Куза неуверенно поглядел на свои изуродованные болезнью руки.
— Наверное, вам надо найти себе более здорового помощника, чем я.
— То, о чем я тебя попрошу, несложно выполнить. В замке есть один предмет, который представляет для меня несравненную ценность. Его надо будет вынести отсюда и надежно спрятать где-нибудь в горах. Если я буду уверен в том, что эту вещь не обнаружит никто посторонний, то я спокойно смогу проследовать в любую точку планеты, чтобы уничтожить тех, кто собрался убивать моих соотечественников.

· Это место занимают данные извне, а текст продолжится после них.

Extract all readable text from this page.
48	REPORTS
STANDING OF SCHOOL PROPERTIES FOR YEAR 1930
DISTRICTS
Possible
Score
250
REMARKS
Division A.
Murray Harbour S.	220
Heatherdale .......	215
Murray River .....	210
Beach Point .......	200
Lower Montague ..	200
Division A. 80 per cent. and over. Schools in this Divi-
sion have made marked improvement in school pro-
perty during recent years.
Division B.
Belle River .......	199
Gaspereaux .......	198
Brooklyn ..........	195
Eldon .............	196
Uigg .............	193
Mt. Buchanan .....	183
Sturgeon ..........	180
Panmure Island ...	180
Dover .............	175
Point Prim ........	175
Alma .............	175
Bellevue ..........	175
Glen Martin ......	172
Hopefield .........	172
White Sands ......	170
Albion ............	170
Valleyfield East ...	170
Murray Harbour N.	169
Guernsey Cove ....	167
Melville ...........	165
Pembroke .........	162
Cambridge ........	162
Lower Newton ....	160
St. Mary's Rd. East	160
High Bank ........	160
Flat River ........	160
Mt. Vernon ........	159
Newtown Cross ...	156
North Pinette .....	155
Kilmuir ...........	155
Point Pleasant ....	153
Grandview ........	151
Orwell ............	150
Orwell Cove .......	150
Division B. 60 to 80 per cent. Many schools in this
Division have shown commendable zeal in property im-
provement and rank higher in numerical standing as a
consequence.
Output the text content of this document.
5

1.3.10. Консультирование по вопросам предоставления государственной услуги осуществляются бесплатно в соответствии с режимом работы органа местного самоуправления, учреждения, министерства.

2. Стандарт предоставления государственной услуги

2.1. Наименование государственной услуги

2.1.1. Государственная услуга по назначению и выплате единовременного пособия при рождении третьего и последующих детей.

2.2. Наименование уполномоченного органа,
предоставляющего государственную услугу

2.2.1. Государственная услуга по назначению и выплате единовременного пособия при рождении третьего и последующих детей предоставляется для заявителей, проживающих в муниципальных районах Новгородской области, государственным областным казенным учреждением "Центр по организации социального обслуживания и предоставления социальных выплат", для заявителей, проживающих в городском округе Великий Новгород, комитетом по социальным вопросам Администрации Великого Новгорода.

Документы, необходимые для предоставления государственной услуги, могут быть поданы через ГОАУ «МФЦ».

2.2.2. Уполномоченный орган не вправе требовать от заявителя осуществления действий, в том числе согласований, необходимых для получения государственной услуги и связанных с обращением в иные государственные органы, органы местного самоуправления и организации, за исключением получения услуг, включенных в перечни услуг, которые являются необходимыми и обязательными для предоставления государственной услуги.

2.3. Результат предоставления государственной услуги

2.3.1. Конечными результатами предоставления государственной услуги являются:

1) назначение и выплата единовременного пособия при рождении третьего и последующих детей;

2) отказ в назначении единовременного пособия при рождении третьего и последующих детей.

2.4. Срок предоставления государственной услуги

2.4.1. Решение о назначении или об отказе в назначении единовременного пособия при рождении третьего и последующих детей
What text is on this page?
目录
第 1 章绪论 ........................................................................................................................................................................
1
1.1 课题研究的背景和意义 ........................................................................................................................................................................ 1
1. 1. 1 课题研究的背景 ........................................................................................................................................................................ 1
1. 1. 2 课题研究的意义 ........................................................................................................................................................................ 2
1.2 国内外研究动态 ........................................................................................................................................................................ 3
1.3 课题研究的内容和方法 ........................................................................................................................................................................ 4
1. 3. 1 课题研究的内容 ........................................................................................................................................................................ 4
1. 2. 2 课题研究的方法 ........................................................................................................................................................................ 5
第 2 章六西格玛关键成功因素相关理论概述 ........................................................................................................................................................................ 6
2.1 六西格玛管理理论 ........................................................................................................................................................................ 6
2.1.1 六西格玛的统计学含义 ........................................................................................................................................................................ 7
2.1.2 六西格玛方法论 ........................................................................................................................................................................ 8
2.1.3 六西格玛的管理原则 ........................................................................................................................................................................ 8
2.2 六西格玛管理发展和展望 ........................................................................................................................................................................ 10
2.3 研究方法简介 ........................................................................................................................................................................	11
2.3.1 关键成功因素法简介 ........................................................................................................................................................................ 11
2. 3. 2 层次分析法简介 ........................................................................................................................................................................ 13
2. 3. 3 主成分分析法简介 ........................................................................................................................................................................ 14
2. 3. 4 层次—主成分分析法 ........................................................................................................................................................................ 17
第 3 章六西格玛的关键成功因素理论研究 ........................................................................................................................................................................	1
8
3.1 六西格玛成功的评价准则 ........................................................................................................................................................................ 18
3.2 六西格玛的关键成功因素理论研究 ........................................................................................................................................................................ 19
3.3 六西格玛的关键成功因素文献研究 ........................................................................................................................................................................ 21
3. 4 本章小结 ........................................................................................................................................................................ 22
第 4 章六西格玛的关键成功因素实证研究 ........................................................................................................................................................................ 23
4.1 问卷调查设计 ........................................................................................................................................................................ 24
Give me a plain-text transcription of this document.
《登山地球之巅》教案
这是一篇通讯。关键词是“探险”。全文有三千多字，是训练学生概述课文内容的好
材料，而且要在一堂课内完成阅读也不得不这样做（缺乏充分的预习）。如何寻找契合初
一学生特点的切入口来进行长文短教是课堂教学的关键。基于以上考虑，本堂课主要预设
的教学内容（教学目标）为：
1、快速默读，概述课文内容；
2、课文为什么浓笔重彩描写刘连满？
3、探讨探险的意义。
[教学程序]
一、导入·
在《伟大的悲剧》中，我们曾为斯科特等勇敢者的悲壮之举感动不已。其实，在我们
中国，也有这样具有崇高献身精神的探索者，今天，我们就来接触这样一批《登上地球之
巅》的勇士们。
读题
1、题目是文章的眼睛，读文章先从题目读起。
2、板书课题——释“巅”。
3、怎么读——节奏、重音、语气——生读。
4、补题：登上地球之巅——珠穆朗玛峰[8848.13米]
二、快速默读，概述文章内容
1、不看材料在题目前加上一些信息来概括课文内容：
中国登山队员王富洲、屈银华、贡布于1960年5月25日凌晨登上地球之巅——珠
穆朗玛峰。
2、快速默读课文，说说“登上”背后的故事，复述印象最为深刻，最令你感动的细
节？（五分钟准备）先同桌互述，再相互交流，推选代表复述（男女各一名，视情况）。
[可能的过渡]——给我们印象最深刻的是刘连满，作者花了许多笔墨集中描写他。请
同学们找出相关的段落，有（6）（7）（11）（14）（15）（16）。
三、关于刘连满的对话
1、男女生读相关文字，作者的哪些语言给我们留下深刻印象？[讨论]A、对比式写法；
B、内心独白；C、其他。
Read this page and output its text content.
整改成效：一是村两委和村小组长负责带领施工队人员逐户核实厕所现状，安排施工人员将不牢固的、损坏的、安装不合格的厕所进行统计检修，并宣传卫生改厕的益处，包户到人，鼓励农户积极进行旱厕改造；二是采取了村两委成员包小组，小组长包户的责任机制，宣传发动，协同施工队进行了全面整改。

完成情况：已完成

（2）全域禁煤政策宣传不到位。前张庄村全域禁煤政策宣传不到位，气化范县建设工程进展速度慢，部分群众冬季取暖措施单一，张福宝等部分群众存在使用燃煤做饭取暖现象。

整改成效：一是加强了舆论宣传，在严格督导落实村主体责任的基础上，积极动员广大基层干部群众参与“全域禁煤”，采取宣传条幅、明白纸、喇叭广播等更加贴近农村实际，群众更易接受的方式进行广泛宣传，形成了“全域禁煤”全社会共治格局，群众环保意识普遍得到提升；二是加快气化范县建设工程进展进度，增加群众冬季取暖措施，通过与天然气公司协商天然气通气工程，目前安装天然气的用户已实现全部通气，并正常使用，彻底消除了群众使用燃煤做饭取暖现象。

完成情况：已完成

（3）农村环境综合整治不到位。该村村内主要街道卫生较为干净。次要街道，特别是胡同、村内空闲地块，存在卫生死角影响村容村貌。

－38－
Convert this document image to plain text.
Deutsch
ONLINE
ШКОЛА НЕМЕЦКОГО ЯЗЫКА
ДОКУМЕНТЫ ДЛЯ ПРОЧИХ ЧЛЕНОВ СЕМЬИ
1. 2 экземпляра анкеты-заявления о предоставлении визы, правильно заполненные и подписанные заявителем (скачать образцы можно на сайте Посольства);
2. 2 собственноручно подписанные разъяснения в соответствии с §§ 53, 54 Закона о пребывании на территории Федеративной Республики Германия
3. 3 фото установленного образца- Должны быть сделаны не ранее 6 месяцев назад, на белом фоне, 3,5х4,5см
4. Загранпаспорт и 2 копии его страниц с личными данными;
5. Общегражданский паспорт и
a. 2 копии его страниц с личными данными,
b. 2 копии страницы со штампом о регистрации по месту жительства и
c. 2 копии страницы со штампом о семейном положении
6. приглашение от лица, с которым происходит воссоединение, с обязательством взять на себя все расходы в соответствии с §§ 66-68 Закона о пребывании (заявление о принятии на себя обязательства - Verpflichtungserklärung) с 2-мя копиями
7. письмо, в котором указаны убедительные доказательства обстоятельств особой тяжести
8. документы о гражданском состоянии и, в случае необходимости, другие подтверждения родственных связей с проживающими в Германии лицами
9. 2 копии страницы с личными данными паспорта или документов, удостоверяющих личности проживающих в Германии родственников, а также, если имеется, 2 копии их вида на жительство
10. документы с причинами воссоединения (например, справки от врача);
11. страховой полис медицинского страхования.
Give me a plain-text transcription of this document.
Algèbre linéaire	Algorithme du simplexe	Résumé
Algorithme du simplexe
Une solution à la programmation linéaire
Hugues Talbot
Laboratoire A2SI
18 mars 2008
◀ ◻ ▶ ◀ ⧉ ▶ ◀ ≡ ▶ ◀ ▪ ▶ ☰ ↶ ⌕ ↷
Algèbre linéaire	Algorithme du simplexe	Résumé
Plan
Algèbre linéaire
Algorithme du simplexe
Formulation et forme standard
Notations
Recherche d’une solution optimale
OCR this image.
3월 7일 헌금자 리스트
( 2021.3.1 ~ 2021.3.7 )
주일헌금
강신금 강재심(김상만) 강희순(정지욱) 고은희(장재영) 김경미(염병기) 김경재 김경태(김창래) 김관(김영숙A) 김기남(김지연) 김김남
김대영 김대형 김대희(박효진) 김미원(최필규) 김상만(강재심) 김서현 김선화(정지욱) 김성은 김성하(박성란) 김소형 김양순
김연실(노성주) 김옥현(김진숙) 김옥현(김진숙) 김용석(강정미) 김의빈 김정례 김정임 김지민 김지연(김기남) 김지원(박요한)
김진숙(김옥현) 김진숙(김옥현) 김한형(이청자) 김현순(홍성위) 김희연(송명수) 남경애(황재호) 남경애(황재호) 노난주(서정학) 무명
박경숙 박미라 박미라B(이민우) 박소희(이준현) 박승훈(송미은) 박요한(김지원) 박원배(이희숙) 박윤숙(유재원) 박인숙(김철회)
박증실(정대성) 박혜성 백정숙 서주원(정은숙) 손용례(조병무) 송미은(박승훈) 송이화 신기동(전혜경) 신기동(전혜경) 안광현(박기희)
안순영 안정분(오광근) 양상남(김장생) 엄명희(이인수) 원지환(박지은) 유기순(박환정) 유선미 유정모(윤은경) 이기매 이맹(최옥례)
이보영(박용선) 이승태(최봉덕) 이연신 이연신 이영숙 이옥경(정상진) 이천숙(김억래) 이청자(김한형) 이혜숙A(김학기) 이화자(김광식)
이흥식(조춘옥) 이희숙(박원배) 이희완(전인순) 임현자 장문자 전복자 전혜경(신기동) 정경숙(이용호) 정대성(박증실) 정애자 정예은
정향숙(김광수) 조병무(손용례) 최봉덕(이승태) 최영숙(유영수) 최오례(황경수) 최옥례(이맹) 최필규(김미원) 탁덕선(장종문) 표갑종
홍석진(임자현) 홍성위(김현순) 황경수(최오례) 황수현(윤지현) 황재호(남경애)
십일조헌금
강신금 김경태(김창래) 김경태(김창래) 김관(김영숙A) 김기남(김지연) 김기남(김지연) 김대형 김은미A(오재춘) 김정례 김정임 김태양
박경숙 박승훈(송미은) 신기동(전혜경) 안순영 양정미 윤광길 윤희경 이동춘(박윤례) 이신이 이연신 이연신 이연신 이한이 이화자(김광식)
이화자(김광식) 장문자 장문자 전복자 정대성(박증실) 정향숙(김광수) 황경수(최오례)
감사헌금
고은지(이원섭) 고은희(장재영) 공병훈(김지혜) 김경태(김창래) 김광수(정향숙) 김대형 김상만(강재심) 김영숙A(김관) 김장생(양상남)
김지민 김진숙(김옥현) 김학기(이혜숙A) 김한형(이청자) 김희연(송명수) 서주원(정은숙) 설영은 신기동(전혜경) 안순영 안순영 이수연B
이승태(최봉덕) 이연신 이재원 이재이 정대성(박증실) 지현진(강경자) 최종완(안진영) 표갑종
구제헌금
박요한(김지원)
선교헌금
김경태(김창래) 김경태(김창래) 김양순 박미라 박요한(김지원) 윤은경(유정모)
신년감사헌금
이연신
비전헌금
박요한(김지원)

Перед глазами Кузы как наяву предстала чудовищная картина, от которой ему, как ни странно, сделалось необычайно хорошо: Гитлер и Гиммлер, сначала сжавшиеся в ужасе перед могучим властным Моласаром, а потом их тела — изуродованные, безжизненные и, что еще приятней, обезглавленные — выставлены напоказ у ворот пустого концлагеря. Это означало бы одновременно и конец войны, и спасение для его народа. Причем не только для румынских евреев, а вообще для всей нации! И тогда у Магды тоже появилось бы будущее. Это положило бы конец и Антонеску с его Железной Гвардией. И, может быть, его бы даже восстановили в университете.
Но вскоре он вынужден был вернуться к реальности, спустившись с радужных высот желаемого, назад в инвалидное кресло. Каким образом он вынесет хоть что-то с территории замка? Как он спрячет эту вещь в горах, если его сил хватает только на то, чтобы развернуть свое кресло и доехать на нем до двери комнаты!